Le jour du dépassement

Il ne suffit pas d’informer pour convaincre, ni d’alerter pour sensibiliser.
En ce jour toujours plus rapproché du jour du dépassement, quelques rappels des sciences de la communication:

 

 

Le jour du dépassement est tombé, cette année c’est donc le 1er août.

Rappelons que cet indicateur mesure la capacité de régénération de notre planète. Plus précisément, il indique la date annuelle à partir de laquelle nous puisons dans les ressources terrestres sans que notre planète ne puisse absorber les impacts environnementaux négatifs.

L’indicateur apparaît fiable, il repose sur un calcul relativement simple mettant en parallèle notre empreinte environnementale face à la capacité de régénération des écosystèmes.

Le plus surprenant avec cet indicateur repose sur l’observation d’une formidable réduction de la date. Conçu à l’origine en 1986 au 31 décembre, nous sommes aujourd’hui au 1er août, après un très court répit lors de la crise Covid.

De nombreux dispositifs ont été construits pour mesurer nos impacts et nous alerter. Le corollaire de la méthode du Global footprintpermet de connaître le nombre de planètes optimal. Pour la France, puisque le jour du dépassement est tombé cette année le 3 mai, cela signifie qu’il faudrait trois planètes si l’ensemble de la population mondiale vivait comme les Français.

Avec la réduction régulière du jour de dépassement, chaque nouvelle année illustre toujours davantage les dégradations environnementales.

 

 

AVEC QUEL EFFET? 

C’est la question centrale, les alertes se multiplient et les diagnostics sont toujours plus inquiétants. Pourtant rien ne bouge, du moins pas assez vite et surtout pas à la hauteur des nécessaires bifurcations.

Il faut déjà ne pas se concentrer sur les outils ; ce n’est pas en remettant en cause un thermomètre qu’on supprime la maladie. La méthode du jour du dépassement est contestable, mais elle a le mérite de fournir une occasion médiatique d’interpellation.

A chacun ensuite de se saisir des résultats pour engager des débats. De l’horloge de l’apocalypse qui indique que nous sommes à une minute et 30 secondes avant la fin du monde, au jour du dépassement et du nombre de planètes qu’il nous faudrait, chaque indicateur a le mérite d’un symbolisme fort, apte à la médiatisation.

Tous les chercheurs en sciences de la communication savent qu’il ne suffit pas d’informer pour convaincre, comme il ne suffit pas d’alerter pour sensibiliser.
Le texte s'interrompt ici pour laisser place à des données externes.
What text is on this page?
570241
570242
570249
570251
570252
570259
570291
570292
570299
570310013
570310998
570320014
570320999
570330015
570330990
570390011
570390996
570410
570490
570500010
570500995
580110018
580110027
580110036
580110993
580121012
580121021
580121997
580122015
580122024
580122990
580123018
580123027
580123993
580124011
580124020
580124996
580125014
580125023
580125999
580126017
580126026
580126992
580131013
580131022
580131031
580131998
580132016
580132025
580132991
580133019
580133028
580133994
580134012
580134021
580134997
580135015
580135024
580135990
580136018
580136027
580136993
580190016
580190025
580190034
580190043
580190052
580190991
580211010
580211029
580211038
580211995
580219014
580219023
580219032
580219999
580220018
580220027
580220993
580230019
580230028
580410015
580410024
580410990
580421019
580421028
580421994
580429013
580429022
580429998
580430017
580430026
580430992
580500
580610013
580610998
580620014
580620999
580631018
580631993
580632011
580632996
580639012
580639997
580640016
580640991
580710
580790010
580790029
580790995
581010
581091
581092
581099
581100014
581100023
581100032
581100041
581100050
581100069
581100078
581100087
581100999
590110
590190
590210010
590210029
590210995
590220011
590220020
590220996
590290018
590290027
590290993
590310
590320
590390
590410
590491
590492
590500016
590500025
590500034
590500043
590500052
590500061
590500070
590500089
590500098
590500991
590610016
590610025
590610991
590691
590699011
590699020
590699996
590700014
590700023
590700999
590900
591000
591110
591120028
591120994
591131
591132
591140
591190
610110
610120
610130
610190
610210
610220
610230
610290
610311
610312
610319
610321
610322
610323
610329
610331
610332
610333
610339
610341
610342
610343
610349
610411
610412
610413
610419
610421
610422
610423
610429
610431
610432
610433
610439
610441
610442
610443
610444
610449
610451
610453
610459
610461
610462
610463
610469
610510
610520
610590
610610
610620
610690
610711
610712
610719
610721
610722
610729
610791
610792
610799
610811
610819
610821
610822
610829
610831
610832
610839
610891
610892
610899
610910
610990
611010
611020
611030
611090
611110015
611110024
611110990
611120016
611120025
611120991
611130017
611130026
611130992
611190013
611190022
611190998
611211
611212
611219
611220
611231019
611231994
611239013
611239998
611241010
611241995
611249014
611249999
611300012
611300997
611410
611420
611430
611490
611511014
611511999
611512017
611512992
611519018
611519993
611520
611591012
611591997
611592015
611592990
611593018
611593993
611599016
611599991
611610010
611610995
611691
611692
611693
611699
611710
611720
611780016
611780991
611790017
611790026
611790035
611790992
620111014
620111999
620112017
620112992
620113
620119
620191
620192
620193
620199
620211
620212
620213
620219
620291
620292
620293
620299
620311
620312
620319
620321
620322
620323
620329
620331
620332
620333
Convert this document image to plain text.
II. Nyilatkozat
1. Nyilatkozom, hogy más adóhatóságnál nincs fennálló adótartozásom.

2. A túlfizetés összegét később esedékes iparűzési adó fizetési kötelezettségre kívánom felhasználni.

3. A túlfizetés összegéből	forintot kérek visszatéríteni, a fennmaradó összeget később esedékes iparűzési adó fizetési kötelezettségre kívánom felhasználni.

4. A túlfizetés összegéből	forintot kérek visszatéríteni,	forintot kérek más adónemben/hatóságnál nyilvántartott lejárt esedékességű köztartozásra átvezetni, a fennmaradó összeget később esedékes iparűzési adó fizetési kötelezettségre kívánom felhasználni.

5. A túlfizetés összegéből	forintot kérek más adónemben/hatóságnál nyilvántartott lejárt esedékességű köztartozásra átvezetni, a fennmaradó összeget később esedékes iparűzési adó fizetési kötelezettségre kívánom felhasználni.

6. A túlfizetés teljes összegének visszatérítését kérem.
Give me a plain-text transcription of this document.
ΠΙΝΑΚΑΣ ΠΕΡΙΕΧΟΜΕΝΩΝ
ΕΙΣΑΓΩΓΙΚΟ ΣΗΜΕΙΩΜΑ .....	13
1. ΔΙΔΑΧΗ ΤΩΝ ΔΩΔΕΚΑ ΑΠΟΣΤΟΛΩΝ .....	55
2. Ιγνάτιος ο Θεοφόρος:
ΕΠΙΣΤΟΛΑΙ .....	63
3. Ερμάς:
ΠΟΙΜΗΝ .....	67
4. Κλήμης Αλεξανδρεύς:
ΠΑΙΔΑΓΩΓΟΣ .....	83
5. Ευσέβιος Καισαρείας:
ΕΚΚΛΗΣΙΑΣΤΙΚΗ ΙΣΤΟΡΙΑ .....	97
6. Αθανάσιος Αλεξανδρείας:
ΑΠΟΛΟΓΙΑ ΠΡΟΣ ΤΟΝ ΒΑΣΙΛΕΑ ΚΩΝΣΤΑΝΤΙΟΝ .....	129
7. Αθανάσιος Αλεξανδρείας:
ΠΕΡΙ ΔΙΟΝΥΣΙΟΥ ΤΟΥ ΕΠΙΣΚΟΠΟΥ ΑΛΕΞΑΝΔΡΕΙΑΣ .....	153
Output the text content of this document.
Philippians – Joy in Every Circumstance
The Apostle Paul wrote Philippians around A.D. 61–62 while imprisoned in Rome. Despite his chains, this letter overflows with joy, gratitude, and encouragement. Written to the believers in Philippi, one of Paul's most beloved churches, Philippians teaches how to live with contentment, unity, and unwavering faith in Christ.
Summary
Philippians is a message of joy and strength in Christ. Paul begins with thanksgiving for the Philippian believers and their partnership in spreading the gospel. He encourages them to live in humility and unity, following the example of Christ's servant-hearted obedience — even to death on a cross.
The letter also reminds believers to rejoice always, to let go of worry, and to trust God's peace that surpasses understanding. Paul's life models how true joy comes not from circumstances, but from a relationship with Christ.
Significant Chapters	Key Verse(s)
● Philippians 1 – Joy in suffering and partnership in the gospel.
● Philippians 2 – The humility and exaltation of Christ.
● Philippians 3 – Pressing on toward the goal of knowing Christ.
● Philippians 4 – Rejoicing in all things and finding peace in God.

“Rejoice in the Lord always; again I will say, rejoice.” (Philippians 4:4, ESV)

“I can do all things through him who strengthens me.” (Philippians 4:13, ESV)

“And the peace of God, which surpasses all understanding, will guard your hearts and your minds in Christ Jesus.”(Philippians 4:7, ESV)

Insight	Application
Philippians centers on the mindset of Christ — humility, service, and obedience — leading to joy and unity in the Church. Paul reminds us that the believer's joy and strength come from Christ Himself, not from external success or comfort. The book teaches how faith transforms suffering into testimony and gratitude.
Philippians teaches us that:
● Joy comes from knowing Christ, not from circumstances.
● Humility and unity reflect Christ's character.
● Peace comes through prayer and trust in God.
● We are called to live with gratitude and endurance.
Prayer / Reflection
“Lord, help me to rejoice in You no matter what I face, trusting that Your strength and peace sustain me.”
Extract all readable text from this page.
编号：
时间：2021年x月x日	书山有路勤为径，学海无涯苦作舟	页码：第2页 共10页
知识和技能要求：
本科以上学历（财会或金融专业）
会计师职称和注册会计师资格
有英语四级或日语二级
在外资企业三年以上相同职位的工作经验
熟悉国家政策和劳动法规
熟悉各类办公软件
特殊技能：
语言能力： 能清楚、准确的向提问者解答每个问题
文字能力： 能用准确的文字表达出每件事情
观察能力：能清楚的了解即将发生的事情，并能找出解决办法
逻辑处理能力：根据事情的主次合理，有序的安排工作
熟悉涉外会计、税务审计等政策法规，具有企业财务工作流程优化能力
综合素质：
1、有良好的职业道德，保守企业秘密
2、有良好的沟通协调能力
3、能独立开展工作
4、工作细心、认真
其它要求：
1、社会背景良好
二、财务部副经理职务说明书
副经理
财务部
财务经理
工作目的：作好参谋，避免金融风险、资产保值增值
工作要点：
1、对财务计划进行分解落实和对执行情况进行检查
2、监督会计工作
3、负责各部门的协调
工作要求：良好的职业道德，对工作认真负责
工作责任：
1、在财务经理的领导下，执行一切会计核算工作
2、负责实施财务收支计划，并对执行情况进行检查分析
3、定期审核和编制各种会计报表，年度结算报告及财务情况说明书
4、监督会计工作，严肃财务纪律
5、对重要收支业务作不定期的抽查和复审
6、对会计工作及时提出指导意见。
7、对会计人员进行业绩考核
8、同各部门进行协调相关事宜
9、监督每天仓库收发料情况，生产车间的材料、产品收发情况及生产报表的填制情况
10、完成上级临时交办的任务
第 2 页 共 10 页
La communication climatique s’est trop longtemps cantonnée à un discours alarmiste, technique, informationnel, incantatoire, lointain et souvent moralisateur.

 

 

On sait désormais que la peur à elle seule n’est pas un levier de mobilisation. Il est urgent d’arrêter de nous fixer des objectifs lointains comme l’obtention de la neutralité carbone en 2050 afin de pouvoir rester sous les 2 degrés en 2100. Il est surtout nécessaire de ne pas se tromper de combat et de ne pas confondre les objectifs et les moyens. Il est préférable de mettre l’accent sur le modèle de société que nous souhaitons. L’idéal de société sur lequel nous pouvons tous nous retrouver est fait d’une meilleure qualité de vie, de produits plus sains, d’un air plus respirable, d’un mode de vie moins stressant.

La lutte contre le dérèglement climatique est un moyen au service d’un idéal collectif et d’un futur désirable. Si nous considérons que l’essentiel de la lutte doit s’effectuer par la réduction des émissions de CO2, comment s’étonner que la mobilisation stagne et parfois régresse alors que le péril n’a jamais été aussi proche. Arrêtons de placer la neutralité carbone au frontispice de l’avenir radieux de notre humanité.

Les recherches en sciences de la communication climatique sont de plus en plus reconnues et à travers elles les questions de tonalité communicationnelle, d’ouverture aux imaginaires et aux nouveaux récits de la transition écologique. C’est un signe d’espoir.